The APS workgroup’s recommendation led to Revised Code 5101.621 which became effective in September 2015. This statute mandated each county department of job and family services, or the contracted agency responsible for APS investigations, to prepare a memorandum of understanding (MOU) to work collaboratively with community partners in the execution of their responsibilities related to cases of adult abuse, neglect and exploitation. The MOU also mandated the establishment of an I-Team to coordinate efforts related to the prevention, reporting, and treatment of abuse, neglect and exploitation of adults. Statutorily requiring I-Teams shows the importance Ohio places on working collaboratively to protect Ohioans aging in place.

Prior to the statutory mandate of the establishment of I-Teams, nine (9) counties in Ohio had developed the best practice of working collaboratively with other agencies on APS cases. Since the mandate in 2015, every county in the state of Ohio now works together with agencies in their community by keeping an updated signed MOU and regularly holding I-Team meetings. Aging networks in Ohio can find a local I-Team by using the Elder Justice Network Locator Map on the Department of Justice website or by emailing the Ohio Adult Protective Service unit at APS_Mailbox@jfs.ohio.gov. For more information about the background of Ohio’s APS I-Teams, please contact the Ohio APS Policy I-Team Lead, Robin Miller, at robin.miller@jfs.ohio.gov.

 

 

The UNC School of Government, Elder Protection Project

Aimee Wall (Faculty member with the UNC School of Government)

UNC School of Government

Aimee Wall

Meredith Smith (Faculty member with the UNC School of Government)

UNC School of Government

Meredith Smith

Margaret Henderson (Faculty member with the UNC School of Government)

UNC School of Government

Margaret Henderson

Aimee Wall, Meredith Smith, and Margaret Henderson, faculty members with the UNC School of Government, created a pilot program to help counties across North Carolina create and grow elder abuse multidisciplinary teams (MDTs).  The program has two primary goals: (i) offer in person workshops at the School, and (ii) provide extended support to the MDTs after the initial workshop. 

With respect to the first goal, an initial two-day workshop was held at the School.  The School solicited applications from professionals working in the field of aging and adult services.  Participants were required to apply by county as a team.  Each team could send up to seven people and the School selected seven teams to attend.  The teams included both the largest county in NC as well as one of the smallest; a mix of rural and urban counties; and both mountain and coastal counties.

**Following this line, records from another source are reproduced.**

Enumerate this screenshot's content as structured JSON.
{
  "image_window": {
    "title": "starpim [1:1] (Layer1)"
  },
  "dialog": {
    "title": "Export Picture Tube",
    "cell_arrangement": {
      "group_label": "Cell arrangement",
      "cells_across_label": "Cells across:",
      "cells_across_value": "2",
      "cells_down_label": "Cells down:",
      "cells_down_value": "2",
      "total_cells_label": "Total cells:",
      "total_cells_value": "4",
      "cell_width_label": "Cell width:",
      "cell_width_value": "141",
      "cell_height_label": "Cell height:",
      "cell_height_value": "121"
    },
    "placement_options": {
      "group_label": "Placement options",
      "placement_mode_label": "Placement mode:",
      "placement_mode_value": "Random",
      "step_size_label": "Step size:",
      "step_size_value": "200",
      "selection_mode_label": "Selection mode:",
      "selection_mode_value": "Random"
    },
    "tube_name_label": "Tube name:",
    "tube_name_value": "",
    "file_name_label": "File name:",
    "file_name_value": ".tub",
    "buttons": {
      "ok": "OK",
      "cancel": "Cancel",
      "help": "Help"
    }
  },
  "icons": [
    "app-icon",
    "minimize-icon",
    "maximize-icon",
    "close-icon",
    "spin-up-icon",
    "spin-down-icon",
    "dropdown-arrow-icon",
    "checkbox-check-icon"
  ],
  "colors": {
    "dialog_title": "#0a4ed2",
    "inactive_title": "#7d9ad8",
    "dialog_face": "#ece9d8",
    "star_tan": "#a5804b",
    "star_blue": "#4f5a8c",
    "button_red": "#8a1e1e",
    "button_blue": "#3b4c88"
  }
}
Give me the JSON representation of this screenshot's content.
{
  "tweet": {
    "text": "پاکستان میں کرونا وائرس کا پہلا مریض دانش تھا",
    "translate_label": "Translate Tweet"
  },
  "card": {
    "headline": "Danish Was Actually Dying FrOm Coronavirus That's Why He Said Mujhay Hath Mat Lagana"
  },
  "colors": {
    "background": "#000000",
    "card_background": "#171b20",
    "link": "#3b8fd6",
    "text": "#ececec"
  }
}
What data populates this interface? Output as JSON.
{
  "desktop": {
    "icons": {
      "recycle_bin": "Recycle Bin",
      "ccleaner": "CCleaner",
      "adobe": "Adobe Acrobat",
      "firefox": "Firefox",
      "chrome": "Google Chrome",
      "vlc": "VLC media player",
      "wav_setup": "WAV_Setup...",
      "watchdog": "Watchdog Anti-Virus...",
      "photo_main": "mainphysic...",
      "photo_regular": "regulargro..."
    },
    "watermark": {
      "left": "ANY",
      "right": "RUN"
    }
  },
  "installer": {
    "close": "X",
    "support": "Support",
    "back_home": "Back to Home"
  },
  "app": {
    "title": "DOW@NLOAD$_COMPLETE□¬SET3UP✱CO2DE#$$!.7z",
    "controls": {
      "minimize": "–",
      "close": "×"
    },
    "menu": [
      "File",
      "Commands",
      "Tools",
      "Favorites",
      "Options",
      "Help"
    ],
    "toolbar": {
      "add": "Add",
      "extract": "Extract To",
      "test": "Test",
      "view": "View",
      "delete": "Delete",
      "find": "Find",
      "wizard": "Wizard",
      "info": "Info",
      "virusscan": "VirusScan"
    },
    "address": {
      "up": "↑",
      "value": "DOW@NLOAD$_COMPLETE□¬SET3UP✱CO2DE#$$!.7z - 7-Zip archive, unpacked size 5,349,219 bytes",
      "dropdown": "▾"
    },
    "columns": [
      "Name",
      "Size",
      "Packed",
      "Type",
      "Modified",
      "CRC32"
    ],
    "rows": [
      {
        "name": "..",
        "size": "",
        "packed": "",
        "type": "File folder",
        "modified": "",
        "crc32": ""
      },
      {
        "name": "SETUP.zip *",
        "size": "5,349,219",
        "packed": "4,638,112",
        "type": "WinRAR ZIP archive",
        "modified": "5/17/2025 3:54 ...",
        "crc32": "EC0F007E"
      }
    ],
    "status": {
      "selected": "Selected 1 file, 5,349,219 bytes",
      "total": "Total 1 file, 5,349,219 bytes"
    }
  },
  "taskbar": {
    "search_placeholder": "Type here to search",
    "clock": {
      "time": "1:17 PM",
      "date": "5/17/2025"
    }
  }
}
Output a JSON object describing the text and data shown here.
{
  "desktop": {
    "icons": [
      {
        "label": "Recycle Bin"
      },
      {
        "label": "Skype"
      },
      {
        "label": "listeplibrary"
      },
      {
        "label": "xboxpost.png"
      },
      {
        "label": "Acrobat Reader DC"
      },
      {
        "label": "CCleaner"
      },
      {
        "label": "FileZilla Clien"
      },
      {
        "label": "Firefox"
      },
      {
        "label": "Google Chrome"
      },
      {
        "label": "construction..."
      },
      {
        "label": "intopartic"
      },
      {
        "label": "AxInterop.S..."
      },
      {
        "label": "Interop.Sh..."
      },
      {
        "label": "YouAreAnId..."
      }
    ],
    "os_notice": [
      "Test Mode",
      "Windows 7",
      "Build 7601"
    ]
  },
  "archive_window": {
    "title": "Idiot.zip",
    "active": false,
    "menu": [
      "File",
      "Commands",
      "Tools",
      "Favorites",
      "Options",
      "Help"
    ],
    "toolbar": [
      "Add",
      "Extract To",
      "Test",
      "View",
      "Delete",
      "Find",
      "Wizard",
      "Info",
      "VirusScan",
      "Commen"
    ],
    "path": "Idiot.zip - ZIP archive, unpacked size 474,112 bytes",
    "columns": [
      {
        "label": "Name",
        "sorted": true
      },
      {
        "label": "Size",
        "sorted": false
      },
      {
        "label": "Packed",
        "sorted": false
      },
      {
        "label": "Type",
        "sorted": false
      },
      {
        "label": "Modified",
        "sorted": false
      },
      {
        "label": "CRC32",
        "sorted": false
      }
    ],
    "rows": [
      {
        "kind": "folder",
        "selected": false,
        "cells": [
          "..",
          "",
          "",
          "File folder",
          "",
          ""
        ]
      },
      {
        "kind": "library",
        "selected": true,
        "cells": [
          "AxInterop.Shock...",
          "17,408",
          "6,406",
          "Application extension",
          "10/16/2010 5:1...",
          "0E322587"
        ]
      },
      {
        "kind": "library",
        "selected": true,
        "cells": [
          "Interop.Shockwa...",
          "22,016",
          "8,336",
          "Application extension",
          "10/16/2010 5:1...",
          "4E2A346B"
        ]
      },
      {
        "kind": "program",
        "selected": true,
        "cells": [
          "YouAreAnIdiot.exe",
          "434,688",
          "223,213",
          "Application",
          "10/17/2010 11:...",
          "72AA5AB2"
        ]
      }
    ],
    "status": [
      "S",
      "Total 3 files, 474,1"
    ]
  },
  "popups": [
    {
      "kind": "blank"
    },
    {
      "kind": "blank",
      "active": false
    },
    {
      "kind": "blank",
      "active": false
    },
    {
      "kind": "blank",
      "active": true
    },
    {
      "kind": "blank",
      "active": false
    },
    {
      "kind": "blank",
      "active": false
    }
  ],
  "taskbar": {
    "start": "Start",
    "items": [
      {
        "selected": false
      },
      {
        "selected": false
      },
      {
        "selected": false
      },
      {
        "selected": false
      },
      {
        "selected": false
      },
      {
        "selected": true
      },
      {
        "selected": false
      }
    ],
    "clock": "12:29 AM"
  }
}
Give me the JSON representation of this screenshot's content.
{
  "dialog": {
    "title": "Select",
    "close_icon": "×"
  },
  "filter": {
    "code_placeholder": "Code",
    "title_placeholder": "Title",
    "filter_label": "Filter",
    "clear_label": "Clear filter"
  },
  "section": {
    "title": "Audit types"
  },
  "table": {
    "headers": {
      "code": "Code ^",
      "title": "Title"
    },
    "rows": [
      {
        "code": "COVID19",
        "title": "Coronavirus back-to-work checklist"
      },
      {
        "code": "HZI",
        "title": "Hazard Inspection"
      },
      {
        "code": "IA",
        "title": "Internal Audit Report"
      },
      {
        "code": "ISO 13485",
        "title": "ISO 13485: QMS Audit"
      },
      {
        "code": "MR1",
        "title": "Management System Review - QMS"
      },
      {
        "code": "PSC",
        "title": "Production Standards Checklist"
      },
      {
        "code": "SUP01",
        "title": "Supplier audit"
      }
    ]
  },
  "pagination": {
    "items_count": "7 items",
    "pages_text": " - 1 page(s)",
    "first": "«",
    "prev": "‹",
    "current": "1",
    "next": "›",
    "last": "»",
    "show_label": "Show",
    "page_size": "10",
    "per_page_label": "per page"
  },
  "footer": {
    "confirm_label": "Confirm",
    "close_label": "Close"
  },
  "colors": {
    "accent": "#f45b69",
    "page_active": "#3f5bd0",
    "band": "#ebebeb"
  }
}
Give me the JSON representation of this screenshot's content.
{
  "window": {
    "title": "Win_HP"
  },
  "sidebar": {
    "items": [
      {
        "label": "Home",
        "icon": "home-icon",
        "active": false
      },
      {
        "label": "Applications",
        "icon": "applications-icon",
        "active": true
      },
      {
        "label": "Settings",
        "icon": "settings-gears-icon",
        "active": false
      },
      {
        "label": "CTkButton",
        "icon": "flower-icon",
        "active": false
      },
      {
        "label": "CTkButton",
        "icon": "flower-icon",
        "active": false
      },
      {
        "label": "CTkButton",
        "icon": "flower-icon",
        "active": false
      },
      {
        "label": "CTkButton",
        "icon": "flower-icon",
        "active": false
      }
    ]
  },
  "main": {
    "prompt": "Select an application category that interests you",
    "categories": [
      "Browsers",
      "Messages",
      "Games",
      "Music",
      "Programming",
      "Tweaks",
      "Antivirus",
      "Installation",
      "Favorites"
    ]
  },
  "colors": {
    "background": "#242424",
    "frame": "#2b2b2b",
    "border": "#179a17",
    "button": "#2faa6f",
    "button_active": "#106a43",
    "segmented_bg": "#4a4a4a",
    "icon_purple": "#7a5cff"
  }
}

The second goal of the project is to provide extended support to the MDT counties after attending the initial workshop. This includes, for example, helping the teams develop policies and procedures governing their work together, reviewing and revising draft information sharing agreements, and helping them measure their success.  The School is also developing an online portal for teams to use to administer their MDT through a shared calendar, task lists, a document hub, and MDT contact list. The desired outcome for this goal is that teams continue to meet and make significant progress on the implementation of MDTs in their communities.